Well well, lookie here - Old MacDonald had a farm, E-I-E-I-O. (sorry, on a bit of a funny kick today). What do all these things have in common? More over what problem are they trying to solve? Are some of these technology stacks "sun-setting"?

In this blog we explore some of these garbled acronyms, and no - I won't repeat the farm joke... We'll also take a hard look at some of the existing business issues that are forcing changes in the way we (IT) work. If nothing else, a bit of light reading - you might get a laugh or two out of this... :)

Sometimes I wonder just a bit - why we have so many different mechanisms to solve the same problem. Oh yes, but what exactly is the problem to begin with?

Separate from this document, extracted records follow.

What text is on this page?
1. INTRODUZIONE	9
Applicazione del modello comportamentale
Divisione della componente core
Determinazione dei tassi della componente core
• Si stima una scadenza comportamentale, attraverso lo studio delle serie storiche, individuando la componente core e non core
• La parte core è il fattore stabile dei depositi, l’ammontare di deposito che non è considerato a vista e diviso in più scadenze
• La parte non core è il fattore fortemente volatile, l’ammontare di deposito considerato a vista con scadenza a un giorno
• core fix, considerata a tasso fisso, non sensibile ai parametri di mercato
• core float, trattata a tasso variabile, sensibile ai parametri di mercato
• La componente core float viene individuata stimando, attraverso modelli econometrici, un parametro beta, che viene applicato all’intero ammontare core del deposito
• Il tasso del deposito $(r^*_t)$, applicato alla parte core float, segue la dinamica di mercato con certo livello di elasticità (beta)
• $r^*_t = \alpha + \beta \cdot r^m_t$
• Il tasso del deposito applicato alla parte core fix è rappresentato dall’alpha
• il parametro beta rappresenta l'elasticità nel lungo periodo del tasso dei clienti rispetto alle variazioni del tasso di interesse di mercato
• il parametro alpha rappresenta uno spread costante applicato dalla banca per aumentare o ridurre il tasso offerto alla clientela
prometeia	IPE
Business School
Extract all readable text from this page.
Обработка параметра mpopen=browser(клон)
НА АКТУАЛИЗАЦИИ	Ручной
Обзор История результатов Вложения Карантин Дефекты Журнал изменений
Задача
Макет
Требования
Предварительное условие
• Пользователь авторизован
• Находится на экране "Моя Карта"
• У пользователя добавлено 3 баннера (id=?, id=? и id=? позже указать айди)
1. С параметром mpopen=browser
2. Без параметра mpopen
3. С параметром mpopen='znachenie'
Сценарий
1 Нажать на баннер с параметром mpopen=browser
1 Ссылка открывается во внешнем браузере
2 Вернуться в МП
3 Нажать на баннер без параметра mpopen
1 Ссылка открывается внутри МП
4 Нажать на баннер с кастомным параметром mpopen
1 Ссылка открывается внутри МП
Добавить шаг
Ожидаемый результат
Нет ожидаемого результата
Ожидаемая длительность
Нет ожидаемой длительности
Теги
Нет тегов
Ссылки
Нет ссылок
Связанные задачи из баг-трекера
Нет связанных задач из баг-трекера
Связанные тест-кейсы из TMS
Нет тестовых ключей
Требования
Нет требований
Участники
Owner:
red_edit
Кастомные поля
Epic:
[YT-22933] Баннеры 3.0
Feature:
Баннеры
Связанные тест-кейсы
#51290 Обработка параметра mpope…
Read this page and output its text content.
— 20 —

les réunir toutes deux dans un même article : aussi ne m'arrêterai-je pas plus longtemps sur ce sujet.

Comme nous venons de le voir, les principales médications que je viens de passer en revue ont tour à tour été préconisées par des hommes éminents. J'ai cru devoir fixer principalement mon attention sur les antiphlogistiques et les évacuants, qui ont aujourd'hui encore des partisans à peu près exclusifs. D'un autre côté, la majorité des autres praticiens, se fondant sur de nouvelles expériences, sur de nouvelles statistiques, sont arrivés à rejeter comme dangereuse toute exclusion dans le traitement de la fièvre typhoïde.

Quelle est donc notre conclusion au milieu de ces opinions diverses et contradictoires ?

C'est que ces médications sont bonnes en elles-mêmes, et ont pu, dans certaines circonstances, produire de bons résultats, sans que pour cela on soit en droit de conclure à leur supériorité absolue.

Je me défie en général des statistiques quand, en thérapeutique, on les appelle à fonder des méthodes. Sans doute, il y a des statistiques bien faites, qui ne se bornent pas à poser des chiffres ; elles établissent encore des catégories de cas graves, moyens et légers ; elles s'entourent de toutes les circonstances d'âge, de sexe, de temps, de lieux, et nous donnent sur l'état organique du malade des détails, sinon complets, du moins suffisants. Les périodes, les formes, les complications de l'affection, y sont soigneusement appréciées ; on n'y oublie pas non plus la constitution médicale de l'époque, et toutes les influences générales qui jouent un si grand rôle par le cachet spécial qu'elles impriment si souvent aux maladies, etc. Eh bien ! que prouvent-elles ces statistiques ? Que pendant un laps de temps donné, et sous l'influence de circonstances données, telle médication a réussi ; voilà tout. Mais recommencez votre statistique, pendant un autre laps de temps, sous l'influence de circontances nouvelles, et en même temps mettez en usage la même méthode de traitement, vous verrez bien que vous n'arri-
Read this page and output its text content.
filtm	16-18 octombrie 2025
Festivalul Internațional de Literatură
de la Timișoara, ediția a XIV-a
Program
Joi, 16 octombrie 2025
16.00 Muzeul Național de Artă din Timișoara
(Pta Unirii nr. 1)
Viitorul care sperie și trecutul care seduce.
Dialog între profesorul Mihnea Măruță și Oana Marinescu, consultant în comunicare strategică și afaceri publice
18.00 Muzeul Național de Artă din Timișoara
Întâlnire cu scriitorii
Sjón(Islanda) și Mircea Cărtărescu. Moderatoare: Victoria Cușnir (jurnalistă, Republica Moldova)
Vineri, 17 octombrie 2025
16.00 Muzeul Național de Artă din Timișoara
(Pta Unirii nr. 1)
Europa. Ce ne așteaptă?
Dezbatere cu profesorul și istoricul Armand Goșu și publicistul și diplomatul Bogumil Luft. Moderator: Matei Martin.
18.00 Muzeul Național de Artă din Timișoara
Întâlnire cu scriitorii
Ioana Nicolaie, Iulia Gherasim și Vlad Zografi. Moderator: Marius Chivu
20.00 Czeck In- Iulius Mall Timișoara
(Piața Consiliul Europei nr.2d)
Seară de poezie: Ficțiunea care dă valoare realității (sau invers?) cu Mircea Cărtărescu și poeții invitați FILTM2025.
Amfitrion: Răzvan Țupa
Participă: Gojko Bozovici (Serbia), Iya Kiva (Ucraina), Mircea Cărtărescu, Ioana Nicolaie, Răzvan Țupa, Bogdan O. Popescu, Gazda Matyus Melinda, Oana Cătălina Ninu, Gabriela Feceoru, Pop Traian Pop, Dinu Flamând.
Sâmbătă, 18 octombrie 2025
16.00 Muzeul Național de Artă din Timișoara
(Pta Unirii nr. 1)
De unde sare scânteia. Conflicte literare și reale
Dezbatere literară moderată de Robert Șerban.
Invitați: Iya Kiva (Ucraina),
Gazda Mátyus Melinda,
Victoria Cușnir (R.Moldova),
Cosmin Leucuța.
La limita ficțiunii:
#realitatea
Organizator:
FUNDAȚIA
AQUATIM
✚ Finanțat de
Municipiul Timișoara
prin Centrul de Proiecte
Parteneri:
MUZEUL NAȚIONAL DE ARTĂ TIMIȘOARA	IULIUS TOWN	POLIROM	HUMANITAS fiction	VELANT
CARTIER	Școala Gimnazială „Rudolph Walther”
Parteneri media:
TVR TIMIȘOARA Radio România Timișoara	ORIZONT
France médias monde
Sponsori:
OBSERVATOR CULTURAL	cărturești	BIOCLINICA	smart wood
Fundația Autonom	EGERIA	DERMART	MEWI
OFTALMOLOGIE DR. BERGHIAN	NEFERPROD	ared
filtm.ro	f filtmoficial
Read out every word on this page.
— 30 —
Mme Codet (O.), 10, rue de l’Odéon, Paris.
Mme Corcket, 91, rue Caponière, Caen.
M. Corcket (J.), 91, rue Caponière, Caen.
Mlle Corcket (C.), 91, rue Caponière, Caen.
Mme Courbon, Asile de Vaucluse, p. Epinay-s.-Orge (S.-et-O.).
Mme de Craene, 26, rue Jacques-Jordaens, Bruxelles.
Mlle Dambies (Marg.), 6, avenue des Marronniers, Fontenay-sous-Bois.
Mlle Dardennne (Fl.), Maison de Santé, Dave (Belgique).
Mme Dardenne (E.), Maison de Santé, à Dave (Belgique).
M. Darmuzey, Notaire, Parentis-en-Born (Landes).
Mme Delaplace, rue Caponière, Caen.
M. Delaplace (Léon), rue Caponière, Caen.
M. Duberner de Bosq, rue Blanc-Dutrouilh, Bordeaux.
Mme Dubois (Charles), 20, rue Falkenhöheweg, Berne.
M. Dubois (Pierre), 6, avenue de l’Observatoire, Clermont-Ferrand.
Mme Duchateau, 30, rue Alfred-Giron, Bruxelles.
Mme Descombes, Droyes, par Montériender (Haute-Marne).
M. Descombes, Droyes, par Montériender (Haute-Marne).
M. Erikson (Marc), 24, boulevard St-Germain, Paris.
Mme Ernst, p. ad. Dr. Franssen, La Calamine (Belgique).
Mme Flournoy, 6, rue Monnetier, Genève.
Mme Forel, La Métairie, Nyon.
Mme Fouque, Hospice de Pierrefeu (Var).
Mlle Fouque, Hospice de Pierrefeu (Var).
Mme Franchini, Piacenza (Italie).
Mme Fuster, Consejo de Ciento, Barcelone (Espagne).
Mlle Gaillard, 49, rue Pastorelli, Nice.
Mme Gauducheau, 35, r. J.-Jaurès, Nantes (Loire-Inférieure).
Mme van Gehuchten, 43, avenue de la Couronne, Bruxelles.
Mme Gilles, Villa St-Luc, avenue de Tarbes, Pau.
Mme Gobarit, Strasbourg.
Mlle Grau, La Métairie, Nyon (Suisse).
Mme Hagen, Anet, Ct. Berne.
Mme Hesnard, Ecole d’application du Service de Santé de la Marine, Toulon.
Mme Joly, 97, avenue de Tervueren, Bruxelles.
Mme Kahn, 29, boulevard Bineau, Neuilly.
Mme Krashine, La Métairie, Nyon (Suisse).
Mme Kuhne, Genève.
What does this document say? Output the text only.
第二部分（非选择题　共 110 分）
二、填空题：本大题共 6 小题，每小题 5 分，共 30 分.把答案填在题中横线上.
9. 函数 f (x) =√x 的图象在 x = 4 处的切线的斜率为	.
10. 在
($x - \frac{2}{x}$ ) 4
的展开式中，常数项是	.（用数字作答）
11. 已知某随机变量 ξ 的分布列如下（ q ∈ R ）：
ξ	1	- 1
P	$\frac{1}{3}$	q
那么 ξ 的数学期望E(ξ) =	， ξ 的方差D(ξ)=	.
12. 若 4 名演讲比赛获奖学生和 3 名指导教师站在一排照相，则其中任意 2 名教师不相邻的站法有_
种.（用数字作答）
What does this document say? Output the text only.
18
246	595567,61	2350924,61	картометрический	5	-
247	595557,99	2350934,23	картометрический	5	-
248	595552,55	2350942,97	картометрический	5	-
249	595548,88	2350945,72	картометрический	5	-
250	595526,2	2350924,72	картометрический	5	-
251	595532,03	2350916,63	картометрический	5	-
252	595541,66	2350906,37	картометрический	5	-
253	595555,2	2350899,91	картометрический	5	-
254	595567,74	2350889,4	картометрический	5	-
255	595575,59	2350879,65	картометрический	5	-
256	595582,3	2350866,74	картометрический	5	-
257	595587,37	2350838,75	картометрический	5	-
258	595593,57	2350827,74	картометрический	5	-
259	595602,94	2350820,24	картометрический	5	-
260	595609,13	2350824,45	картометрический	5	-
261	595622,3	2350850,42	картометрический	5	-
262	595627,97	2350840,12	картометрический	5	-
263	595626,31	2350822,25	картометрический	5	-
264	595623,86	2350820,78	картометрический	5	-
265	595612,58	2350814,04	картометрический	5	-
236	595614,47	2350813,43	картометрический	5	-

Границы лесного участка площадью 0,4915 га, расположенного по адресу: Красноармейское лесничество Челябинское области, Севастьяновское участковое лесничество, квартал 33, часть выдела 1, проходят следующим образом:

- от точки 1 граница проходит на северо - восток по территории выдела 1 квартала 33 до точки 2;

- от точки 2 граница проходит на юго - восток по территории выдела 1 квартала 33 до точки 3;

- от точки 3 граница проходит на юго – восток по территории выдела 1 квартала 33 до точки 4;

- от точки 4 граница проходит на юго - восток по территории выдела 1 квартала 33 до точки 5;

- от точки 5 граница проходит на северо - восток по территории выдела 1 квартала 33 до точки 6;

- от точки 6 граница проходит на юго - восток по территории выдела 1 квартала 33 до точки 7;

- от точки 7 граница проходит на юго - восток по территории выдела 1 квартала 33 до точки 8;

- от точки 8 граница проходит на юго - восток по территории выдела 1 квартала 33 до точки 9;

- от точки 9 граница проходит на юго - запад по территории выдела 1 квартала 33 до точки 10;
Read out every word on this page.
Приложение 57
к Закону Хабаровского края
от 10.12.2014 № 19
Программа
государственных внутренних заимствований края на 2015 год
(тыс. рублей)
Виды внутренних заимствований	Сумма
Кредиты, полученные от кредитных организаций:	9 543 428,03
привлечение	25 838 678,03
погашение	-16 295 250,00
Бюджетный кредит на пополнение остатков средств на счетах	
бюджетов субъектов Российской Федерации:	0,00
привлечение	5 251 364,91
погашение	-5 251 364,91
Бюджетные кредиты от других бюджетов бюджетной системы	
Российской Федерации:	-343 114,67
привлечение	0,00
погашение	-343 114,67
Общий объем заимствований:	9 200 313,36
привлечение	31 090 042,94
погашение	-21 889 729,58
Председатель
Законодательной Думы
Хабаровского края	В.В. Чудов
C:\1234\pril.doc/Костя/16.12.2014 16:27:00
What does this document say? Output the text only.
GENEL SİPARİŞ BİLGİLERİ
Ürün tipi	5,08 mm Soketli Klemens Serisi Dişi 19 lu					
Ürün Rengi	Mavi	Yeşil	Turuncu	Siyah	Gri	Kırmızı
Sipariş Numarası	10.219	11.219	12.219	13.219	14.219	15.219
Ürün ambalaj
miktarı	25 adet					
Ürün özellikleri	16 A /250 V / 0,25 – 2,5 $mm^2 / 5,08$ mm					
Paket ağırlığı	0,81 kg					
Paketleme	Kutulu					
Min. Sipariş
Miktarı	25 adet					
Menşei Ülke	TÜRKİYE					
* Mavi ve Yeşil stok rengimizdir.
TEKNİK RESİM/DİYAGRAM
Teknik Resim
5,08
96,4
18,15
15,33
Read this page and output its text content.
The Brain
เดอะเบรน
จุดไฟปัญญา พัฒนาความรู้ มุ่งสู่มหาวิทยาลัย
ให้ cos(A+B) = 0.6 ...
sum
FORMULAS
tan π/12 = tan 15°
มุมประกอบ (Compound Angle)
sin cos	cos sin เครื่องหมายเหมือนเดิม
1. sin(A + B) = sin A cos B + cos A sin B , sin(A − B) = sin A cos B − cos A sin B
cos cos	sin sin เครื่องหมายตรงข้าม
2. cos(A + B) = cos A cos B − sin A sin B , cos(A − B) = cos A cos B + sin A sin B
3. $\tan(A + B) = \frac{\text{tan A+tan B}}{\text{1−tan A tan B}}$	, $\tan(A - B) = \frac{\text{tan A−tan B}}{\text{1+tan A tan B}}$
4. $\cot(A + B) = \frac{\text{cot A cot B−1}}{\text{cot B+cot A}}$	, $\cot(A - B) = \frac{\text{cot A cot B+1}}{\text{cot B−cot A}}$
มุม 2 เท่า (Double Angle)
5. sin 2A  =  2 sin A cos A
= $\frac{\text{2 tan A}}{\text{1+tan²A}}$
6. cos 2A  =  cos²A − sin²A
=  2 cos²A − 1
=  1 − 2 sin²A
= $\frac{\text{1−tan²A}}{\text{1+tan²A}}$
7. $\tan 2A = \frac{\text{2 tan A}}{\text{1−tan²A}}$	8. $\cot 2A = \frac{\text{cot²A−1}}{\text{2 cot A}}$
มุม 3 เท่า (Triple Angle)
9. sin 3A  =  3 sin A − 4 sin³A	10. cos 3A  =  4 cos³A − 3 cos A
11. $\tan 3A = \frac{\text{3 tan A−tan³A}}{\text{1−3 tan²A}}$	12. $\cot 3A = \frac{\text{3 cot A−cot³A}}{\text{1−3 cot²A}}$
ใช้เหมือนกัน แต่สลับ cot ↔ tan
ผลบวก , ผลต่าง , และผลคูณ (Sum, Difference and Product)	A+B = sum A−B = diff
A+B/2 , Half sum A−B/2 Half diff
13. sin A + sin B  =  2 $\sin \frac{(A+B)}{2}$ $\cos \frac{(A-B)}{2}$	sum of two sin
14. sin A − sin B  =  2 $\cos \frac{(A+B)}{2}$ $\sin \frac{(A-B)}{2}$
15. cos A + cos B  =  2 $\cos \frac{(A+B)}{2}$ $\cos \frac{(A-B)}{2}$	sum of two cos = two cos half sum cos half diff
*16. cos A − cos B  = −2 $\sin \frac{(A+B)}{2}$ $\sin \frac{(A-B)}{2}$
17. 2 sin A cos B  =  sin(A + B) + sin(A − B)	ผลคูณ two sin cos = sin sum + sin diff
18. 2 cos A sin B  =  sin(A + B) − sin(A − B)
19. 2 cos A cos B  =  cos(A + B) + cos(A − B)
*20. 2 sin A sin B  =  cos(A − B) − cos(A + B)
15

It all boils down to this: moving data from point A to point B.
Yes, it really is that simple!

The options (byproducts of having the data available)? Integrating, changing, recording, merging, matching, and cleansing are all by-products. We have it in-stream, in-transit, in-route - now we need to do something with it.

Is ETL dead? Yes, I believe so - in it's current form it won't last much longer as a paradigm. It needs to morph if it will survive, change into something more "becoming" of the integration age we are currently feeling (which by the way, the wave or movement started over 4 years ago).

ETL = extract transform and load.
ELT = extract, load to the RDBMS then transform
EAI = Enterprise application integration
EII = enterprise Information Integration
EIEIO = Old MacDonald had a farm... (sorry, did it again).

As I mention in the data modeling blog, the paradigm is shifting, the need to move data from "all sources" into an integrated business model that houses both current and historical views of consistent data is being sharply focused by business acumen.

So what? That means EL, doesn't it? Yep - from a data movement perspective, extract and load - basically detecting existence of new/changed data, and doing a delta comparison is all that's needed. Icing on the cake is having a visual no-code, drag and drop development paradigm that handles and manages metadata along the way.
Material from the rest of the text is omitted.